Harburg. Machtkampf in Harburger SPD schwelt seit Monaten. Welche Rolle der Landesverband spielt – und welche Gründe er für den Austritt nennt.
In der Harburger SPD hat es geknallt: Partei-Urgestein Torsten Fuß hat sein Mitgliedsbuch abgegeben und seinen Austritt aus der Partei erklärt. Hintergrund dieser Entscheidung: Der anhaltende Machtkampf in der Harburger SPD, in der große Teile – aber eben nicht die Mehrheit – der Genossen versucht, die Arbeit des neuen Kreisvorstandes um Oksan Karakus zu torpedieren.

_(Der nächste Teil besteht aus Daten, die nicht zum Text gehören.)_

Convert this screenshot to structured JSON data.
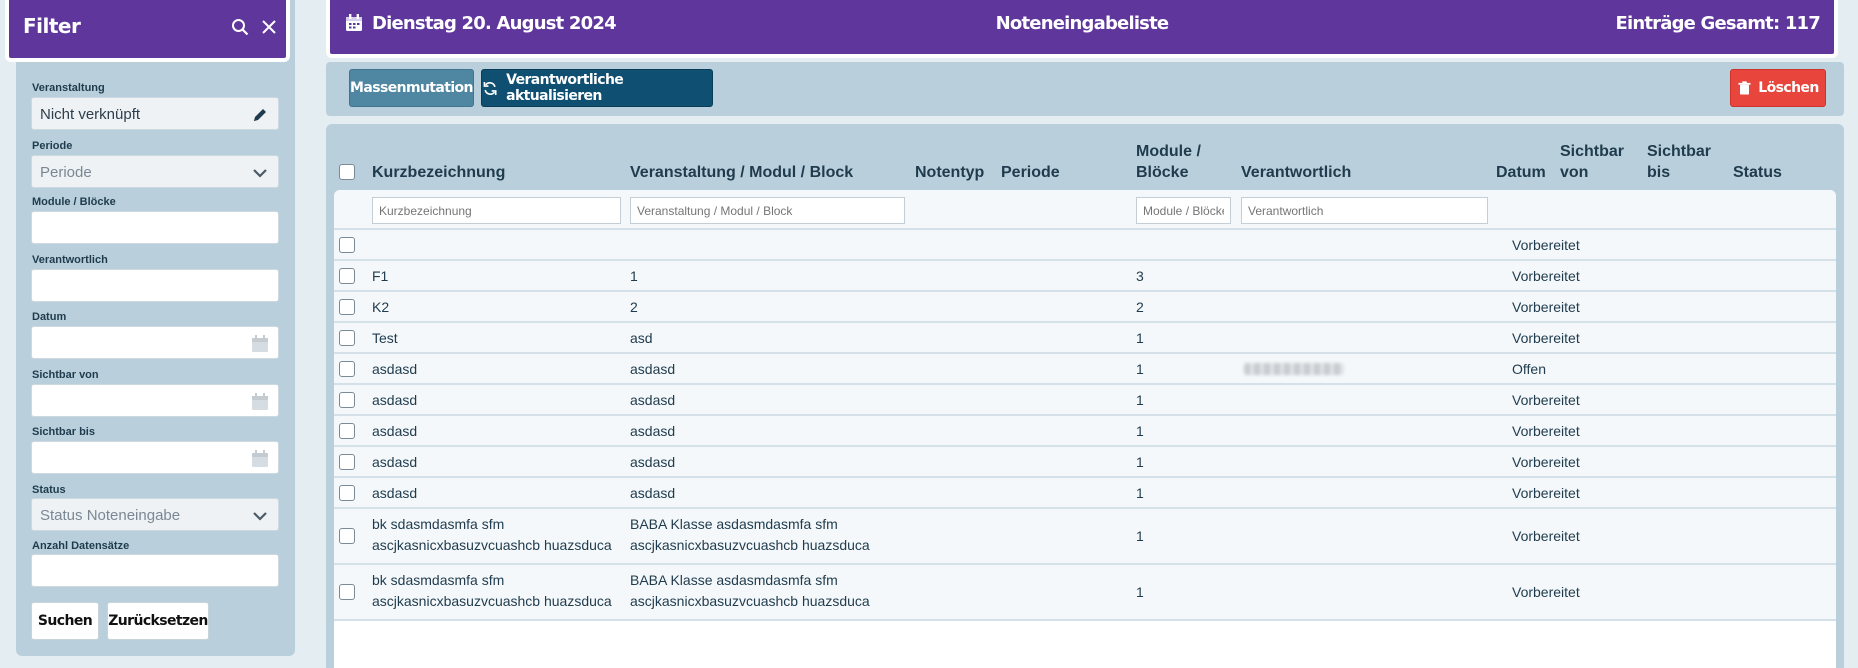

In den entsprechenden SPD-Distrikten, so Fuß’ Vorwurf, würden reihenweise Mitgliedschaftsanträge abgelehnt, wenn die Mitgliederbeauftragten vermuteten, dass diese Neumitglieder eher zu Karakus neigen würden, als zu der alten, abgewählten Machtachse der SPD aus den Distrikten Marmstorf, Eißendorf, Heimfeld und Neugraben.
SPD-Eklat in Harburg: Machtgefüge der Bezirksversammlung könnte sich ändern
Sein Bezirksabgeordnetenmandat will Fuß behalten. Ob er als parteiloser Abgeordneter in der SPD-Fraktion bleibt, ist noch offen. Wenn nicht, hätte dies weit reichende Konsequenzen für das Machtgefüge in der Bezirksversammlung: Die Grünen wären stärkste Fraktion.
Pikant: Alle potenziellen Neumitglieder, um die es geht, haben Migrationshintergrund. In den Streit um die Neumitgliedschaften hat sich mittlerweile auch der SPD-Landesvorstand eingeschaltet.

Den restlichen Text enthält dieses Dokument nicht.